A segunda é de ontem à noite, saiu no site da Câmara, e a manchete diz: “Debatedores divergem sobre medida provisória da reforma do ensino médio”.

Desta destaco o mote para a próxima: “Por coincidência, a audiência pública na Câmara ocorre no dia em que foram divulgadas as notas por escola do Exame Nacional do Ensino Médio (Enem) de 2015. O resultado reforça a preocupação com a crise de qualidade dessa fase escolar: – queda nas notas médias dos alunos em linguagens, matemática e ciências da natureza; – 38% das escolas avaliadas com nota abaixo da média; – das 100 escolas com maior nota média, 97 são privadas;”

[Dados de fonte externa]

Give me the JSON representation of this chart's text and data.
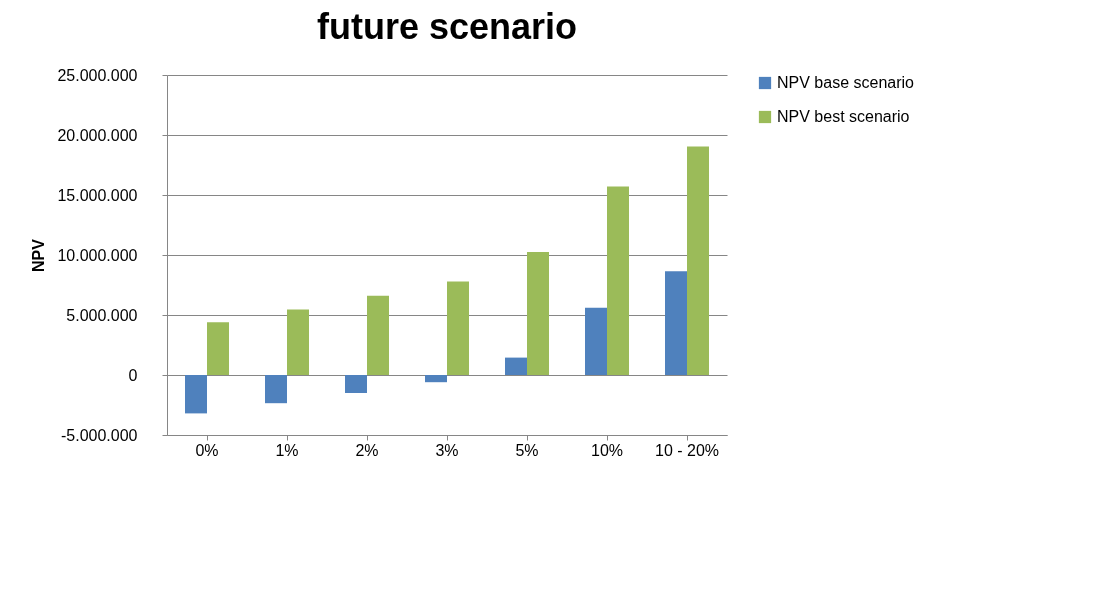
{
  "chart_data": {
    "type": "bar",
    "title": "future scenario",
    "ylabel": "NPV",
    "categories": [
      "0%",
      "1%",
      "2%",
      "3%",
      "5%",
      "10%",
      "10 - 20%"
    ],
    "series": [
      {
        "name": "NPV base scenario",
        "color": "#4f81bd",
        "values": [
          -3200000,
          -2350000,
          -1500000,
          -600000,
          1450000,
          5600000,
          8650000
        ]
      },
      {
        "name": "NPV best scenario",
        "color": "#9bbb59",
        "values": [
          4400000,
          5450000,
          6600000,
          7800000,
          10250000,
          15700000,
          19050000
        ]
      }
    ],
    "ylim": [
      -5000000,
      25000000
    ],
    "yticks": [
      {
        "value": -5000000,
        "label": "-5.000.000"
      },
      0,
      {
        "value": 5000000,
        "label": "5.000.000"
      },
      {
        "value": 10000000,
        "label": "10.000.000"
      },
      {
        "value": 15000000,
        "label": "15.000.000"
      },
      {
        "value": 20000000,
        "label": "20.000.000"
      },
      {
        "value": 25000000,
        "label": "25.000.000"
      }
    ],
    "grid": "y",
    "legend": "right"
  }
}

A terceira também é de ontem, saiu no Nexo Jornal, manchete: “O ranking das melhores escolas do Enem: o que ele mostra e o que ele esconde”.

Basicamente, o que o ranking esconde é que a amostra não contempla 60% das escolas públicas do país, que ficaram de fora do exame. Agora é só brincar de juntar os pontos.

Do site Rede Brasil Atual nos vem a seguinte notícia – que seria positiva se pudéssemos contar com a avaliação adequada do nosso Procurador Geral – de que “Procuradoria recomenda a Janot defender inconstitucionalidade da MP do ensino médio”.

Aqui por PoA teve atos contra as medidas do governo, incluindo especialmente a MP do EM, no IFRS e na UFRGS.

Sexta vai ter ato em defesa da educação, organizado pelo IFRS da Restinga e domingo um ato no tradicional Brique da Redenção.

Colegas do curso de Letras/Espanhol escreveram um Manifesto contra a MP 746/2016, que pode ser assinado por aqui.

Colegas da UFSM (não só da filosofia) também organizaram um debate sobre o tema, vai acontecer na sexta-feira.

Não pude fazer um clipping de hoje, nem sei se conseguirei fazer amanhã, pois é dia de aula sobre a álgebra universal em Leibniz, que tema fácil este não é.

Para terminar, deixo a informação que acabo de ler pelo perfil de Twitter do Professores Contra o Escola Sem Partido: “Foi instalada na Câmara dos Deputados comissão especial para o ‘escola sem partido'” – isso quer dizer que vai tramitar mais rápido esse descalabro pedagógico, social, e jurídico. Oxalá essa nota técnica do MPF seja levada a sério. Do contrário, estamos num mato sem cachorro, como gosta de dizer o gaudério.